Back to Schooner Mahdee Countertimber

For something that is supposed to be watertight, there are a lot of holes in Mahdee's hull. The holes for bolting on the tailfeather were a special challenge...

 

Not only were they big (3/4 inch diameter and 3 to 4 feet long), but they also had fairly tight tolerances for their exits (center of keel at the bottom and between floors on top). For this reason, we pounded out the old bolts. That left the holes in the keel. All we had to do was position the tailfeather and drill up through the existing holes into and through the new tailfeather. Easier said than done. When Mahdee was put into the shed, we were concerned about headroom on the deck. As it is, we have very little room up there. The keel, therefore, has very little room between it and the asphalt floor of the shed. There was some talk about being able to dig down into the asphalt to increase clearance, but only after Mahdee was in the shed, we were informed that there was a big sewer main just below the keel. Not something we wanted to dig into.

The bottom line is that we had about 13 inches of room for the drill bit and drill. Then we had to drill up about 4 feet (most of that through an existing hole). Once we had the tailfeather in place, we didn't want move it because not only is the 800 lb beast heavy, but getting it realigned would be difficult. Most of our auger bits are 18 inches long and some of the boatyard augers are longer so we wouldn't be able to put in or remove the bits from the bottom of the keel. We toyed with the idea of putting one auger bit into each of the 6 holes and we almost had enough bits. But then one of us (no names here) broke two of our 3/4 inch bits on a different part of the boat -- but that's another story...
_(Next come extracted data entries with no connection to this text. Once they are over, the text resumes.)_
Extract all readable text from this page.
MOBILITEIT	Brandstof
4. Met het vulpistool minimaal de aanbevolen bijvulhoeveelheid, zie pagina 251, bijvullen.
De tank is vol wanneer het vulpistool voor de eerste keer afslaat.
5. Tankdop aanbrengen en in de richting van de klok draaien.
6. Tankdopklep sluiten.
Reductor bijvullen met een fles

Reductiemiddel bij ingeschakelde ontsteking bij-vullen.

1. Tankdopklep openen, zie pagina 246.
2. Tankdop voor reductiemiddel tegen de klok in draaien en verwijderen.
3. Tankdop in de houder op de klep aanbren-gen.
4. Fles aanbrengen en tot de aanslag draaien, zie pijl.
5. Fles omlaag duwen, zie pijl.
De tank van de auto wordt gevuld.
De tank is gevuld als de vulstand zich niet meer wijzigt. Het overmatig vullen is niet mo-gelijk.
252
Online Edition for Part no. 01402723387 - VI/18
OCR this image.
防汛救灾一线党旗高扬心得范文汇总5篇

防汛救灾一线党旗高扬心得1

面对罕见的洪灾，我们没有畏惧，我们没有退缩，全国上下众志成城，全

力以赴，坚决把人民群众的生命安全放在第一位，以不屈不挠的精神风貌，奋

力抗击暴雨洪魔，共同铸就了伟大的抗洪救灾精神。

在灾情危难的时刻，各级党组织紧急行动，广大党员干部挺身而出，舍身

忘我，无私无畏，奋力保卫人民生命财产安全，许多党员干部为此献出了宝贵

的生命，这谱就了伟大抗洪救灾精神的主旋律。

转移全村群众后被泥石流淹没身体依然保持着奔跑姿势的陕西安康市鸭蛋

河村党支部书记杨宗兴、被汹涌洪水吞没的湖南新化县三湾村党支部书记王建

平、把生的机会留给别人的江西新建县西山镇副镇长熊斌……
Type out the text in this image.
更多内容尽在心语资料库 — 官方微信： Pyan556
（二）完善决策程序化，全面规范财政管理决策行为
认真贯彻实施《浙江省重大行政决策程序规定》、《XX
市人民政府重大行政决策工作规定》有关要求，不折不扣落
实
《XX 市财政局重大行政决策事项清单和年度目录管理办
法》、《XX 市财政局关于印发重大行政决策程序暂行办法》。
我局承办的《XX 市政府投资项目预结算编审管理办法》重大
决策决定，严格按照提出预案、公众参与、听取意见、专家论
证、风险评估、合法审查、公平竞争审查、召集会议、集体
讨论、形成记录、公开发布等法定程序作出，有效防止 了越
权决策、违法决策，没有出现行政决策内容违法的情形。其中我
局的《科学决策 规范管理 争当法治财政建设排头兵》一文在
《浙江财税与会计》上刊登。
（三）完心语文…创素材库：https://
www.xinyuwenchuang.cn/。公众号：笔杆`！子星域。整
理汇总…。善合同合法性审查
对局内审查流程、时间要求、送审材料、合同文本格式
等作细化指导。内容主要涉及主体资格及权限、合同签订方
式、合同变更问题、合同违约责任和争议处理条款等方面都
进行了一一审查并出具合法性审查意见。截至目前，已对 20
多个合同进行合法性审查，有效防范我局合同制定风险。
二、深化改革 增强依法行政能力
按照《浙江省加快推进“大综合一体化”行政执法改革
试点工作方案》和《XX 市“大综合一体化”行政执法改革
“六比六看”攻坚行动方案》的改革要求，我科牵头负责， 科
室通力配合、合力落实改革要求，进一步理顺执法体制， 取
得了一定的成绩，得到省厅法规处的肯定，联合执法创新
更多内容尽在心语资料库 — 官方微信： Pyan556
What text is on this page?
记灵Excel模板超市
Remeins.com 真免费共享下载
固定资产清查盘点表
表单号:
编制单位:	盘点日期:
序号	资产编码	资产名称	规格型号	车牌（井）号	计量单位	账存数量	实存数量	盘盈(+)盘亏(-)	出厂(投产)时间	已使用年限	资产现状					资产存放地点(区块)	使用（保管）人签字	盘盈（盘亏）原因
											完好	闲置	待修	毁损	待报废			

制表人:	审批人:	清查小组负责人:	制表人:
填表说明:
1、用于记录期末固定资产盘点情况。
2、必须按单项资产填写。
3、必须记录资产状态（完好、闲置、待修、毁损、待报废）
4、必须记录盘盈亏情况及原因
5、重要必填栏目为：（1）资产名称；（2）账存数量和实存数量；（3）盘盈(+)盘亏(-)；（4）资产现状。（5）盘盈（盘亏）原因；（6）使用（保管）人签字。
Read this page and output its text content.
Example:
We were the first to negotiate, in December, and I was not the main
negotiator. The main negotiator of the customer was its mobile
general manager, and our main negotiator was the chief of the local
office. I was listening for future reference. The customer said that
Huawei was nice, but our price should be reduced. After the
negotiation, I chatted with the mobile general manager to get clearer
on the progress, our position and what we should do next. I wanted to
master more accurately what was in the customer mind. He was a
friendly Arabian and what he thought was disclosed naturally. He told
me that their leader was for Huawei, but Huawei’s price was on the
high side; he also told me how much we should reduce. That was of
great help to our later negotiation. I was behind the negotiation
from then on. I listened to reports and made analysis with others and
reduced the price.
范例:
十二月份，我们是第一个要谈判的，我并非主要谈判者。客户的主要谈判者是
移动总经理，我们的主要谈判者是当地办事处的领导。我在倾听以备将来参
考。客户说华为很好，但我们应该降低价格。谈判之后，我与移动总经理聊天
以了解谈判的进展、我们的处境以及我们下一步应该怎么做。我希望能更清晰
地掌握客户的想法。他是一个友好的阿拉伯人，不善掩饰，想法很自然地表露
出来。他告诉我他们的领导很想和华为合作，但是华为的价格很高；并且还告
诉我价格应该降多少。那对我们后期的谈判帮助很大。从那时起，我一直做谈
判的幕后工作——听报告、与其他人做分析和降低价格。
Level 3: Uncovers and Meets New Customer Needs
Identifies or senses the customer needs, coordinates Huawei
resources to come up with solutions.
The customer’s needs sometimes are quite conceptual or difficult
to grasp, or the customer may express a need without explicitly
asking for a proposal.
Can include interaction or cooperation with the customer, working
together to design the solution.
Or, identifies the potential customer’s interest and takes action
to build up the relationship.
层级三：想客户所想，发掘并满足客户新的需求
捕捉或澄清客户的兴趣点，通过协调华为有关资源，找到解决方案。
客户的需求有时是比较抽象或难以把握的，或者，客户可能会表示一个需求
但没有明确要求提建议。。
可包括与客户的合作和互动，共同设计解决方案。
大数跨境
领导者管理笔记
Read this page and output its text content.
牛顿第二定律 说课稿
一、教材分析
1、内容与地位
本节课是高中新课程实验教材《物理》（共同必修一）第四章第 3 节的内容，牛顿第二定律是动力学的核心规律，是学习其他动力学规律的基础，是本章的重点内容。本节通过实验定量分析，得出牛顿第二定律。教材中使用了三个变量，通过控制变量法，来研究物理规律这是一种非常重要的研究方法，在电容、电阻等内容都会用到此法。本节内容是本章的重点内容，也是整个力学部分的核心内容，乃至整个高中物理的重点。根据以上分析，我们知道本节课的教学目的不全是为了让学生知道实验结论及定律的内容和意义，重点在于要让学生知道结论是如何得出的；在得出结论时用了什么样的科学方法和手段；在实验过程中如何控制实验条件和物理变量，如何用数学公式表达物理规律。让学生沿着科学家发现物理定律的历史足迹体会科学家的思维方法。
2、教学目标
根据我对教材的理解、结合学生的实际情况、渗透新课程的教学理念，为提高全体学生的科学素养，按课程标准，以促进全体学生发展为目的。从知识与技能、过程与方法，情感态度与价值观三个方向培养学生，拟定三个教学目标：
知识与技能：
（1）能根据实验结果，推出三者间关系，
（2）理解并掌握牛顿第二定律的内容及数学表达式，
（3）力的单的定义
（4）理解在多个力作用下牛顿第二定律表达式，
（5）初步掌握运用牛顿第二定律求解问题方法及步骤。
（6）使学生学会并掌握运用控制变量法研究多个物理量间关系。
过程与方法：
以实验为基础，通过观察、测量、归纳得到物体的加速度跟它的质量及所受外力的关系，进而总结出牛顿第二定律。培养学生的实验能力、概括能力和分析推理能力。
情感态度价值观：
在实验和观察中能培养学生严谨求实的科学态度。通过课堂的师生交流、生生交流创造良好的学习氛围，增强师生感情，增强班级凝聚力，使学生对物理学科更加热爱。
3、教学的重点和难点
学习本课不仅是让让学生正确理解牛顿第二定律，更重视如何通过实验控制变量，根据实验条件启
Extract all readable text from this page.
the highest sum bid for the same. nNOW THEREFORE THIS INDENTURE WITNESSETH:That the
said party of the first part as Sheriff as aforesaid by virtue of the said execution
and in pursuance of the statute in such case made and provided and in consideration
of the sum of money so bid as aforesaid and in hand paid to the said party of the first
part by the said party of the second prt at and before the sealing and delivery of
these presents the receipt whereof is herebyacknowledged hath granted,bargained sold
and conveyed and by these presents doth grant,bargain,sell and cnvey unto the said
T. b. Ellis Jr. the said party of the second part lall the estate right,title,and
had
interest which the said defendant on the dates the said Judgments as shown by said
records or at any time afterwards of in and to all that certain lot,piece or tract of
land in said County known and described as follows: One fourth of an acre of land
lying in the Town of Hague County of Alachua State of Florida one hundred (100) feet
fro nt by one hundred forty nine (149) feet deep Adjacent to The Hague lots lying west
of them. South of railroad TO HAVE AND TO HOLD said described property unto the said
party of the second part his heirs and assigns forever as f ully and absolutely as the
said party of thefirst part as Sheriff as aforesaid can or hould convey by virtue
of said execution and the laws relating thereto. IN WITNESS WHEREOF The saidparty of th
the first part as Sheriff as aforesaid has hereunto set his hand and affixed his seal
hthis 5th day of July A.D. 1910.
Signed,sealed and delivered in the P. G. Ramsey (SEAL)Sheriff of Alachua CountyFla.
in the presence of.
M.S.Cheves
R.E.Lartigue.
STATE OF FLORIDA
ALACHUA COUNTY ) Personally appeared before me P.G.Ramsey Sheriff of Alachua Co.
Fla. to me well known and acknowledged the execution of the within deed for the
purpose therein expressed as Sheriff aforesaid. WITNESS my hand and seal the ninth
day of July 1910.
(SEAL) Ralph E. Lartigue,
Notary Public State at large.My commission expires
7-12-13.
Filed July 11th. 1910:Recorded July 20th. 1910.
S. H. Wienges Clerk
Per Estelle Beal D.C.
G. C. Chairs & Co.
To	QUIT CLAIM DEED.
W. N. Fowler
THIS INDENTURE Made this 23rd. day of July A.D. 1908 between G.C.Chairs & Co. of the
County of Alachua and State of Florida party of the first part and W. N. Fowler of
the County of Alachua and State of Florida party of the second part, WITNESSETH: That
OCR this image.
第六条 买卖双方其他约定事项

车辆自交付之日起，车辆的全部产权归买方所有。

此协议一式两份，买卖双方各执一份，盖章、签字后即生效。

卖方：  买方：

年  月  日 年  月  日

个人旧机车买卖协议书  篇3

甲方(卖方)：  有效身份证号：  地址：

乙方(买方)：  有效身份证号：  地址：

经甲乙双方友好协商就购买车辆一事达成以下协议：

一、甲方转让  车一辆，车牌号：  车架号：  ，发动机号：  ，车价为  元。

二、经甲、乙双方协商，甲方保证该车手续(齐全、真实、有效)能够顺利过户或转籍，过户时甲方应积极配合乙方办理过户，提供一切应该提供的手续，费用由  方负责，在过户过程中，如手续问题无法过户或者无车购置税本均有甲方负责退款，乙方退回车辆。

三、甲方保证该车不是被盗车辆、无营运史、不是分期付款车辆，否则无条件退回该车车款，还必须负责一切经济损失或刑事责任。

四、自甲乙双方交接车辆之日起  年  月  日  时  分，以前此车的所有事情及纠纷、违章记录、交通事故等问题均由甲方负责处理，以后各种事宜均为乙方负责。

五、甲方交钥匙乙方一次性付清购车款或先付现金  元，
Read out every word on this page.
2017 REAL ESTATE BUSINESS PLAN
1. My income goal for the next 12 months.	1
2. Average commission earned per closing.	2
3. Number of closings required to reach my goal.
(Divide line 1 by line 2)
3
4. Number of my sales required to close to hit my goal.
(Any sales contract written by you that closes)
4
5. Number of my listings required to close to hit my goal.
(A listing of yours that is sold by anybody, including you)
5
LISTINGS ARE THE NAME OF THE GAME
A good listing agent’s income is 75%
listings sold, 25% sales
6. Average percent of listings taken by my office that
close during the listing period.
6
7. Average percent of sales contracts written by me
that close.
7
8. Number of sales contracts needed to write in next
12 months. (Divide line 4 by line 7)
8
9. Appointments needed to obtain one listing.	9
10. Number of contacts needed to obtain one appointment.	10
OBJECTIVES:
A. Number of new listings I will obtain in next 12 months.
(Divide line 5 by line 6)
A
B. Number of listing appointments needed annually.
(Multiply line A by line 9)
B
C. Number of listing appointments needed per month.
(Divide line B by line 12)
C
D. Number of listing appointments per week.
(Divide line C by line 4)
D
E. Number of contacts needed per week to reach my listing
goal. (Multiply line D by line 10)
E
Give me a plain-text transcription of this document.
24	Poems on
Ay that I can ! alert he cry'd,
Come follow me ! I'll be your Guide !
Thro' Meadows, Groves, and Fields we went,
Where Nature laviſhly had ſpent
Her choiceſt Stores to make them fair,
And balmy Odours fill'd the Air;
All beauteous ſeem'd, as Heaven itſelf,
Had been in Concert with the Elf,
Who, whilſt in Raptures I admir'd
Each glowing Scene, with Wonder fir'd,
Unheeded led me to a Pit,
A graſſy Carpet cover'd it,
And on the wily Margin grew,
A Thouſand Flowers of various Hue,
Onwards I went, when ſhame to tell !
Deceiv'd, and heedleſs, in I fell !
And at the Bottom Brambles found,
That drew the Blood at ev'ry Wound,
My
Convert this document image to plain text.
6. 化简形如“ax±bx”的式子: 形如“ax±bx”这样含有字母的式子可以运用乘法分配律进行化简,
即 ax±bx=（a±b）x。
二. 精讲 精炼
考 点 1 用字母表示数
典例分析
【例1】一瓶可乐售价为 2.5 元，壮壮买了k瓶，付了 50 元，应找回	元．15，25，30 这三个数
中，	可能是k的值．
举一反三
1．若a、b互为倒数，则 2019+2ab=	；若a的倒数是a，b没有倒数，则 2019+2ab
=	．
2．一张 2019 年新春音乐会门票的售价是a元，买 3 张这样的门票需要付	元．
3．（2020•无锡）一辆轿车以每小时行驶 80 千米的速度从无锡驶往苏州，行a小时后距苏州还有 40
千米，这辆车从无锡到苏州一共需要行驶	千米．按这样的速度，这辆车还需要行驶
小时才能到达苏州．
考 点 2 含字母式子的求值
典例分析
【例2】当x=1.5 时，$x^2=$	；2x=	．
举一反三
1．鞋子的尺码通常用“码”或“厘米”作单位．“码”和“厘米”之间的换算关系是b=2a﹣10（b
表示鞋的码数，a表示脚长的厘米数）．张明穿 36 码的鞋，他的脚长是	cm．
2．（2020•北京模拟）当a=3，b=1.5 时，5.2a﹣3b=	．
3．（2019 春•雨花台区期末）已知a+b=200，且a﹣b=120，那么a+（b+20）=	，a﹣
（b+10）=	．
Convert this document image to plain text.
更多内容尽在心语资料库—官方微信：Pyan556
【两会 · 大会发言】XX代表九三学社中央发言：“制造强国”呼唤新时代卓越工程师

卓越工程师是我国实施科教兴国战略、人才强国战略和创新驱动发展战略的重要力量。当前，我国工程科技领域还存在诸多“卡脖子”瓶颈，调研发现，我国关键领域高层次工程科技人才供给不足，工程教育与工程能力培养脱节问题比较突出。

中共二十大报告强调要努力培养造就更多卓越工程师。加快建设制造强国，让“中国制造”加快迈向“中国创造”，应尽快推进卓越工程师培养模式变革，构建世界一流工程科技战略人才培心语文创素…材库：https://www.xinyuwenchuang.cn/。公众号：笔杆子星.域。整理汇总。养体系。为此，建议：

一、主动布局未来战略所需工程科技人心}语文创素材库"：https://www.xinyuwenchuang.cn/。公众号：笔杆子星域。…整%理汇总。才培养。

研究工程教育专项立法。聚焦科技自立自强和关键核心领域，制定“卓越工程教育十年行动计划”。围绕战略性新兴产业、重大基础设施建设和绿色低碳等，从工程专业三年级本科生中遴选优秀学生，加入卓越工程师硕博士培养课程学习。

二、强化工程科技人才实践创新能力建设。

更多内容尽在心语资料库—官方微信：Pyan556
A related problem is that most of the augers have 7/16 inch hex shafts. Extensions with that size shaft are readily available, but are too big to fit in holes smaller than 1 inch. We had ground down the extensions so that they would fit into 7/8 inch holes, but taking off enough to fit into a 3/4 inch hole left very little thread for the set screw. With a lot of chips in the hole, it is often necessary to pull pretty hard on the bit to back it out and having the bit follow the extension depends entirely on that set screw. Further, the set screw socket fills with wood pulp making it very time consuming to connect and disconnect the extensions (you have to dig out all the packed in wood pulp before the allen key will work).

Then Brenda discovered that Irwin has some new Speedbor (Max) bits that are like little augers (spade bits won't stay centered in the existing hole, and therefore the tailfeather may not stay aligned). The Speedbor bits support a quick release extension system that has a maximum diameter of 5/8 inch. So the bit will feed into a 3/4 inch hole and even have a little room for the smallest chips to drop past the extensions (the voice of hope speaking here). The 1/4 inch format of the shafts were wimpy for this task, but we decided to give it a try. It wasn't easy to find a place with both the bits and the extensions, but the internet is a wonderful place and Brenda can find anything using it.

It was tight working under the boat with 12 inch extensions. It was also slow going, because I could only go about 1/2 inch into the the new purple heart tailfeather before I had to back all the way out to clear the chips. The quick release system was certainly faster than working with the set screws in the 7/16 inch extensions, but it was by no means quick. I had up to three 12 inch extension on the bit, as well as sometimes the 6 inch extension. Another boat yard client likened it to drilling for oil -- adding extensions one after the other on the way in, and removing them one after the other on the way out (with lots of drill direction reversals to keep the bits from jamming in the chips and lots of compressed air to blow out chips once the bits were out). Sometimes the bits jammed and sometimes they disconnected in the hole. The latter was the worse problem. In all but one case, I was able to get reconnected and could remove the bit normally. The one time I couldn't get reconnected, I was lucky in that the tip of the bit had poked through the top of the tailfeather. I was able to drill down from above to open the hole, and then use drifts to pound the lost extensions up through the top. At other times, one extension twisted in half, and another burst into a handful of pieces (at least one of which was never recovered). In the end, the process was successful. Six holes for bolting the tailfeather to the keel and pulling the deadwood tightly together.

Brenda sometimes accuses me of being destructive. I don't know why she thinks that and judging by the extra bit parts I am sure I broke less than she expected. Anyway, without tapping into the reserves, the remaining drill and extension pieces were even useful for drilling the 5/8 inch tailfeather bolts connecting the stern post. Those holes were especially tough because they bend slightly around the propeller shaft and don't poke out the side or into the rabbet. I have no idea how they originally drilled those holes. But those bolts were far longer than any 5/8 inch drill bit we had and no other extension except the Speedbor could possibly have gone through the hole.

In addition to the 8 bolts for the tailfeather we installed today, we also bored and drifted the rudder post and used the Speedbor system to drill up through the keel into floor 36. That floor sits just forward of the tailfeather and the bolts help hold on the new worm-shoe. With the 12 new fasteners in the stern, Mahdee once again has a tight a.... errr... what I should say is that the back end of Mahdee is once again getting really solid.